The Legislative Assembly of El Salvador, dominated by the ruling Nuevas Ideas (NI) party, approved this Tuesday a constitutional reform sent by Salvadoran President Nayib Bukele that allows life sentences in prison for “murderers, rapists and terrorists.”
“We are going to see who supports this reform and who dares to defend that the Constitution continues to prohibit murderers and rapists from remaining in prison,” the president had said. Bukele announced the new measure after the publication of a report prepared by international legal experts with which he has been governing for the last four years.
“Prison for debt, slanderous, proscriptive and all kinds of torture is prohibited. Life sentences will only be imposed on murderers, rapists and terrorists,” establishes the reform to the second paragraph of article 27 of the Constitution approved in a plenary session by 59 pro-government deputies, their allies and including two from the opposition. The approval was given without prior study or debate.
Currently, our security cabinet is presenting to the Legislative Assembly a constitutional reform to endorse life imprisonment (until now prohibited by the Constitution) for murderers, rapists and terrorists.
We will see who supports this reform and…
— Nayib Bukele (@nayibbukele)
The Minister of Justice and Security, Gustavo Villatoro, arrived this Tuesday at the Parliament controlled by Bukele to present the constitutional reforms and gave a speech against the organizations that have denounced human rights violations under his Government: “They started here by coming to talk about victims, the rights of victims and they created laws on the rights of victims to end up with the story that the victim was the accused and the perpetrator an agent of authority. There could not be anything more absurd.

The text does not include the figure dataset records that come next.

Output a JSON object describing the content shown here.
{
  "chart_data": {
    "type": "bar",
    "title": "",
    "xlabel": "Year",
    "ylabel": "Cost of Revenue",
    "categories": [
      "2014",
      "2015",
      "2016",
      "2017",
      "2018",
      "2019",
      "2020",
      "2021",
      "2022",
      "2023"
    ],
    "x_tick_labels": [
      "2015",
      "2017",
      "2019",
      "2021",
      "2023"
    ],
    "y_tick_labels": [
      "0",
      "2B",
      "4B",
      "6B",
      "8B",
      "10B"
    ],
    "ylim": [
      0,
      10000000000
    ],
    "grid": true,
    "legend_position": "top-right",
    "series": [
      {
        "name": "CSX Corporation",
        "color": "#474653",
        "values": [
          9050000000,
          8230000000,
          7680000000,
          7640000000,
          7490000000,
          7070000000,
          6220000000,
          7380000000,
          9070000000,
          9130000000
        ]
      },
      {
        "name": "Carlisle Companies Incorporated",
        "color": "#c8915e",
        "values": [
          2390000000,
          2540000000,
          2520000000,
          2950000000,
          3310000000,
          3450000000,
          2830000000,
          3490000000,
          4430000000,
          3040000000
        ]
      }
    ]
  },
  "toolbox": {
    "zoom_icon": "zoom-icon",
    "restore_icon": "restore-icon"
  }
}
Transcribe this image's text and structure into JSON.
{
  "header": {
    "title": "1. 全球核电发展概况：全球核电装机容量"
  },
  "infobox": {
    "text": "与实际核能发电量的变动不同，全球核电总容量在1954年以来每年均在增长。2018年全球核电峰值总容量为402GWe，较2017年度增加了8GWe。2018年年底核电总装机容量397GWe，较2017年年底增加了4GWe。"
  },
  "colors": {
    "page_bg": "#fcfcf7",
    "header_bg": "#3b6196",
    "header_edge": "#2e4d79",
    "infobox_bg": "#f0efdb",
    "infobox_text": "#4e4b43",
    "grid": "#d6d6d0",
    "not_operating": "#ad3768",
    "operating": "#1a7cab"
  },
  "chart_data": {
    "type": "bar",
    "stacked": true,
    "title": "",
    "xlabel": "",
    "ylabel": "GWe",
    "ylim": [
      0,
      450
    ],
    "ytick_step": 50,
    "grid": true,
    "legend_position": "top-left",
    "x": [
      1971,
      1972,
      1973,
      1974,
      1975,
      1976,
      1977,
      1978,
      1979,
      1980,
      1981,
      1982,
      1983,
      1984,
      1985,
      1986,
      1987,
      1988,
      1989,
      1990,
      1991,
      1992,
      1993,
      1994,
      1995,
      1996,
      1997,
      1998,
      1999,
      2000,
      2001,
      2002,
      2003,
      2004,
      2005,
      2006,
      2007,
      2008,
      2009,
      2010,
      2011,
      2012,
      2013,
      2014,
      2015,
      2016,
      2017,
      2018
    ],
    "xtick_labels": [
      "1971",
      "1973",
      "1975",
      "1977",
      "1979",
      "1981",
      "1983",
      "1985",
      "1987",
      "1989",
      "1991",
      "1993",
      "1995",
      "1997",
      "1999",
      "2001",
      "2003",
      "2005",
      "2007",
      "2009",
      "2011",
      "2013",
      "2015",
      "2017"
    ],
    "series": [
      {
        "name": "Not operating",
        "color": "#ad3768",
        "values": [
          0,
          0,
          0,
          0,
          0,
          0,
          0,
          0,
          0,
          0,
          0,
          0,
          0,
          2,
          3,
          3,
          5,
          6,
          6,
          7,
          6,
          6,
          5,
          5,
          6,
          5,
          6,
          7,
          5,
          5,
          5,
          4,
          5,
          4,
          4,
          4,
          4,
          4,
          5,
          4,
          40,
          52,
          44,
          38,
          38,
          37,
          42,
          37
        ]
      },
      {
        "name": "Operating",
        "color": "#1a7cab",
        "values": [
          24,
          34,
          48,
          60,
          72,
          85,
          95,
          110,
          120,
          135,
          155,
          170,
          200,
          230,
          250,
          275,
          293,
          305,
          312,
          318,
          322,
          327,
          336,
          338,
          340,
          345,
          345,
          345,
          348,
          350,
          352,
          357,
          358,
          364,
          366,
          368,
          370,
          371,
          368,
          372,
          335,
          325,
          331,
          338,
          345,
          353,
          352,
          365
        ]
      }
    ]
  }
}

But their time has come. “What we are doing is irreversible,” the minister said at a press conference in Congress.
Article 27 of the Salvadoran Constitution prohibited life sentences, considering that the penitentiary system is organized with the “objective of correcting criminals, educating them and forming work habits, seeking their readaptation and the prevention of crimes.” The jurisprudence in that country already establishes a limit of 60 years as the maximum sentence for a convicted person, but in December 2025 the Prosecutor’s Office published that it managed to convict up to a group of gang members.
El Salvador faces a legal crisis that could worsen with the new reform. On the one hand, the justice system is collapsed: a report from the Citizen Action organization indicates that by 2025, each prosecutor had an average of 108 cases to investigate, while each public defender has 200 cases. On the other hand, the justice system is co-opted by the Executive: Bukelism controls the police, the prosecutor’s office, the attorney general’s office, the prisons and the judges, which could open the door to irreversible injustices. In fact, the Constitution could not be reformed until January of last year, after the ruling party to enable express reforms like the one it made this day.
Minister Villatoro dedicated his entire speech in Parliament to attacking human rights organizations. “Now we are going to see these organizations defending, as always, violent criminals, rapists, murderers of men, women, terrorists and representatives of criminal organizations: your vote does not count because you do not have any sovereign legitimacy over this country. And I would like to tell you as a citizen, but I have to respect the position that attacks me. I can simply tell you: Go to hell,” he said.
At the end of the plenary session that lasted just over an hour, the deputies sent four laws to study, among them the Juvenile Penal Law, which in the coming days will be reformed to standardize them and contemplate life imprisonment in them.
After the publication of the report that indicates crimes against humanity, the Government launched a campaign throughout the weekend on social networks. Bukele, who does not usually respond to journalistic publications, wrote angrily on his X account: “These organizations that defend human rights, to which many national and international media [The Guardian, France 24, EL PAÍS, los medios de Open Society, entre otros] “They are giving them extensive coverage, and they are being taken up by thousands of local and foreign journalists, activists and politicians, they are demanding that the State of El Salvador release 100% of the gang members captured since the beginning of the Exception Regime.”